L’armée ferait bien maintenant de revenir dans ses casernes. Elle n’a rien perdu de ses positions politiques. Quant à la police, rien n’a changé. Tout continue comme par le passé. La Révolution de jasmin du 14 janvier n’a pas mis un terme à la torture. L’organisation de défense des droits humains où je milite a tout récemment publié un rapport qui nous a forcés à constater que la méthode du « poulet rôti » est toujours en usage : on suspend les personnes à une barre et on les fait tourner autour de leur axe jusqu’à ce qu’ils perdent connaissance. Ils violent leurs victimes avec des bâtons et les frappent. L’arrivée d’Ennahda au pouvoir ne changera sans doute pas grand-chose. Ils laisseront tranquilles les forces de l’ancien régime. Leur campagne électorale a déjà montré combien ils étaient corrompus. Ils risquent d’appliquer les mêmes méthodes que Ben Ali — de toute évidence le Président des États-Unis et le Président français, Nicolas Sarkozy, y comptent bien. Tous deux ont largement soutenu la dictature de Ben Ali, pourquoi retireraient-ils leur sympathie à un régime religieux ?

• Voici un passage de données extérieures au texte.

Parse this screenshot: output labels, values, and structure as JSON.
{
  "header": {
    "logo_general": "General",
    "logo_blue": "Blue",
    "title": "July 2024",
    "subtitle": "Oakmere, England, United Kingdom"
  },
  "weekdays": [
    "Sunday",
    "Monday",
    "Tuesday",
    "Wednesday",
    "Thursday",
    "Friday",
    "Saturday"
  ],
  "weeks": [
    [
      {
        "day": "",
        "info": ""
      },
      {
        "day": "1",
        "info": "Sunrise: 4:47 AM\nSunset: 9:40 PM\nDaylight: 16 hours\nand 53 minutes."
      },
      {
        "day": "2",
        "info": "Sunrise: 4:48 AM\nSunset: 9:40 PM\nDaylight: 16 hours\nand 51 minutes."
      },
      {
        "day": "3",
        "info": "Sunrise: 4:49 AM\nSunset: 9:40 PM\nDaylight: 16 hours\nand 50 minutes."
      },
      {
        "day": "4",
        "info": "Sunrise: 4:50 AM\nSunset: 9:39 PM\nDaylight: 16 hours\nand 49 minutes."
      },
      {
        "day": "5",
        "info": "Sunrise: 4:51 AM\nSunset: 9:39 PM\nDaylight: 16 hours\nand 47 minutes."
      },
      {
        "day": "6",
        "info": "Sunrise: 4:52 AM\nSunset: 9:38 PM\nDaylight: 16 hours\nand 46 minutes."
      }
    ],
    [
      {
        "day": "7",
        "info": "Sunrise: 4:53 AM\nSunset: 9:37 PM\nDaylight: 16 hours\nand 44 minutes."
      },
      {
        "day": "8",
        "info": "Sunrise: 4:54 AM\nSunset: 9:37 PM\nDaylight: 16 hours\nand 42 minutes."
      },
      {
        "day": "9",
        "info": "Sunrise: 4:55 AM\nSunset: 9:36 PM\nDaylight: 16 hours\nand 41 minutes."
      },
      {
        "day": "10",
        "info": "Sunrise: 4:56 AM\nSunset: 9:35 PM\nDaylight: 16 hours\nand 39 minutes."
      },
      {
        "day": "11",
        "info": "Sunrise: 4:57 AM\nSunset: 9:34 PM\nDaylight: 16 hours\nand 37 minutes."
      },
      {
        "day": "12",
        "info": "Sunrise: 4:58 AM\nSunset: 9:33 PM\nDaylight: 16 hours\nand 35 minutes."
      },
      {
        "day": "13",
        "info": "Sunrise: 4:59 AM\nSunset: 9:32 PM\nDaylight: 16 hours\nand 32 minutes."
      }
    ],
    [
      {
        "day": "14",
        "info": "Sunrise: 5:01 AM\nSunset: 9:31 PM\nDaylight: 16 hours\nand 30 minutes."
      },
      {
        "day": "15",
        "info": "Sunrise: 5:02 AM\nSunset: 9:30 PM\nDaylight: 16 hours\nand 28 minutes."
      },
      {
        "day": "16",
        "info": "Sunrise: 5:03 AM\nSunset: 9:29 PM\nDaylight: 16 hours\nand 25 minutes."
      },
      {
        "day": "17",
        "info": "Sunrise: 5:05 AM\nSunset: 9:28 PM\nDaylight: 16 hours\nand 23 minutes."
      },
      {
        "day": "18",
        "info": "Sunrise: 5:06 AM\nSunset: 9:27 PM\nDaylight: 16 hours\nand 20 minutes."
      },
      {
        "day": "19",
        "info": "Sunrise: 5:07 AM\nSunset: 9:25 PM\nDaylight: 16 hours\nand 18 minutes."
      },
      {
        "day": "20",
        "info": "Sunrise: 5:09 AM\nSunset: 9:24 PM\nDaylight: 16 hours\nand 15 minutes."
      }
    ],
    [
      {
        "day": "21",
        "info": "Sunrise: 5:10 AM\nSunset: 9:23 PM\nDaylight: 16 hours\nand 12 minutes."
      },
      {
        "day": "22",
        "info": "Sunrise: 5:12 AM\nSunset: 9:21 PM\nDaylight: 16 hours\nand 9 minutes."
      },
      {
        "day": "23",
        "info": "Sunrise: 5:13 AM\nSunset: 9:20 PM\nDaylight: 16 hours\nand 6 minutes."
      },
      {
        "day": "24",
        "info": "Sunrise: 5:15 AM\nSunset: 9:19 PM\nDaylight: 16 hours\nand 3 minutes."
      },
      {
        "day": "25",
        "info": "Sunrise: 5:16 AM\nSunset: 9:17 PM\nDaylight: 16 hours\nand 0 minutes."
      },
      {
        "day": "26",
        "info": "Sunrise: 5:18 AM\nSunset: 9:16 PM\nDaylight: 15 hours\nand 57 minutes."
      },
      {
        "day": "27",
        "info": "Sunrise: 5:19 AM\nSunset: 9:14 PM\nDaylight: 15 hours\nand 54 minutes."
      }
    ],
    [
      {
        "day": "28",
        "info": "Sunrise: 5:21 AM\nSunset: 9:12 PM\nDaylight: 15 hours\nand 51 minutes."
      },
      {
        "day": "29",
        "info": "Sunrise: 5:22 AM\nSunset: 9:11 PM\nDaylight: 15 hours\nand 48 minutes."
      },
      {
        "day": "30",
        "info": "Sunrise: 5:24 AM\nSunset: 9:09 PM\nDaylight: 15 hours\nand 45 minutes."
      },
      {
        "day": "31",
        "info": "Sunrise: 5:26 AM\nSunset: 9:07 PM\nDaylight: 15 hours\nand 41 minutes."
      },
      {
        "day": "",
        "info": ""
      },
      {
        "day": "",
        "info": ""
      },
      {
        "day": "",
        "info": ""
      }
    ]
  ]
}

Qu’attendez-vous des réseaux et mouvements sociaux internationaux ?
La solidarité internationale est d’une importance capitale pour les Tunisiens et Tunisiennes. Cela nous aiderait beaucoup que les mouvements sociaux étrangers inondent leurs gouvernements de protestations, afin de leur montrer qu’ils ne se donnent pas le beau rôle en soutenant des régimes qui ne respectent pas les droits humains et ne garantissent ni la liberté religieuse ni d’autres droits démocratiques.